History

United States
- Name: USS Vigilant (1917-1918); USS SP-406 (1918);
- Namesake: Vigilant was her previous name retained; SP-406 was her section patrol number;
- Builder: Henry L. Blatz, Philadelphia, Pennsylvania
- Completed: 1909
- Acquired: 1917
- Commissioned: 19 May 1917
- Decommissioned: 24 December 1918
- Fate: Returned to owner
- Notes: Operated as private motorboat Marguerite II and Vigilant 1909-1917 and Vigilant from 1918

General characteristics
- Type: Section patrol vessel
- Tonnage: 41 gross register tons
- Length: 72 ft 0 in (21.95 m)
- Beam: 14 ft 0 in (4.27 m)
- Draft: 3 ft 8 in (1.12 m)
- Complement: 14
- Armament: 1 × 1-pounder gun; 1 × machine gun; 4 × depth charges;

= USS Vigilant (SP-406) =

Patrol vessel of the United States Navy

The third USS Vigilant (SP-406), later USS SP-406, was a United States Navy Section patrol vessel in commission from 1917 to 1918.

Vigilant was built as the private motorboat Marguerite II in 1909 by Henry L. Blatz at Philadelphia, Pennsylvania.

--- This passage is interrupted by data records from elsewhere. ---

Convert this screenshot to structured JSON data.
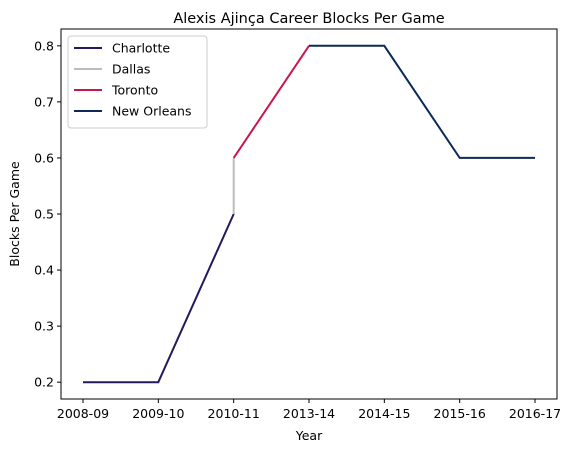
{
  "chart_data": {
    "type": "line",
    "title": "Alexis Ajinça Career Blocks Per Game",
    "xlabel": "Year",
    "ylabel": "Blocks Per Game",
    "categories": [
      "2008-09",
      "2009-10",
      "2010-11",
      "2013-14",
      "2014-15",
      "2015-16",
      "2016-17"
    ],
    "yticks": [
      "0.2",
      "0.3",
      "0.4",
      "0.5",
      "0.6",
      "0.7",
      "0.8"
    ],
    "ylim": [
      0.17,
      0.83
    ],
    "grid": false,
    "legend_position": "top-left",
    "series": [
      {
        "name": "Charlotte",
        "color": "#231a5c",
        "points": [
          [
            "2008-09",
            0.2
          ],
          [
            "2009-10",
            0.2
          ],
          [
            "2010-11",
            0.5
          ]
        ]
      },
      {
        "name": "Dallas",
        "color": "#bcbcbc",
        "points": [
          [
            "2010-11",
            0.5
          ],
          [
            "2010-11",
            0.6
          ]
        ]
      },
      {
        "name": "Toronto",
        "color": "#c8174b",
        "points": [
          [
            "2010-11",
            0.6
          ],
          [
            "2013-14",
            0.8
          ]
        ]
      },
      {
        "name": "New Orleans",
        "color": "#0d2a57",
        "points": [
          [
            "2013-14",
            0.8
          ],
          [
            "2014-15",
            0.8
          ],
          [
            "2015-16",
            0.6
          ],
          [
            "2016-17",
            0.6
          ]
        ]
      }
    ]
  }
}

Marguerite II was prominent in racing and often served as stake boat with the Delaware River Yacht Racing Association while owned by A. B. Cartledge. Upon sale to Edward B. Smith of Philadelphia the vessel was renamed Vigilant. The U.S. Navy acquired her from her owner in 1917 for use as a section patrol vessel during World War I. She was commissioned as USS Vigilant (SP-406) on 19 May 1917 at the Philadelphia Navy Yard.

On 28 May 1917, Vigilant proceeded from Philadelphia to Essington, Pennsylvania, for installation of her armament. She loaded ammunition at Fort Mifflin on 5 June 1917, then reported to the 4th Naval District for duty on 7 June 1917. For the remainder of World War I, Vigilant patrolled the Delaware Bay and the Atlantic coast of the United States from Atlantic City, New Jersey, to the mouth of the Chesapeake Bay. She also carried messages, men, and mail to ships and stations within the 4th Naval District. Occasionally, she ventured out to sea to search for survivors of torpedoed merchant ships, as she did on 9 June 1918 after a German submarine had sunk SS Del Rio.

In 1918, Vigilant was renamed USS SP-406, apparently to avoid confusion with the tug , which was in commission at the same time.

After World War I ended on 11 November 1918 and defensive patrols were suspended on 24 November, SP-406 proceeded to Philadelphia early in December 1918 for inactivation. She was decommissioned there on 24 December 1918 and was returned to her owner.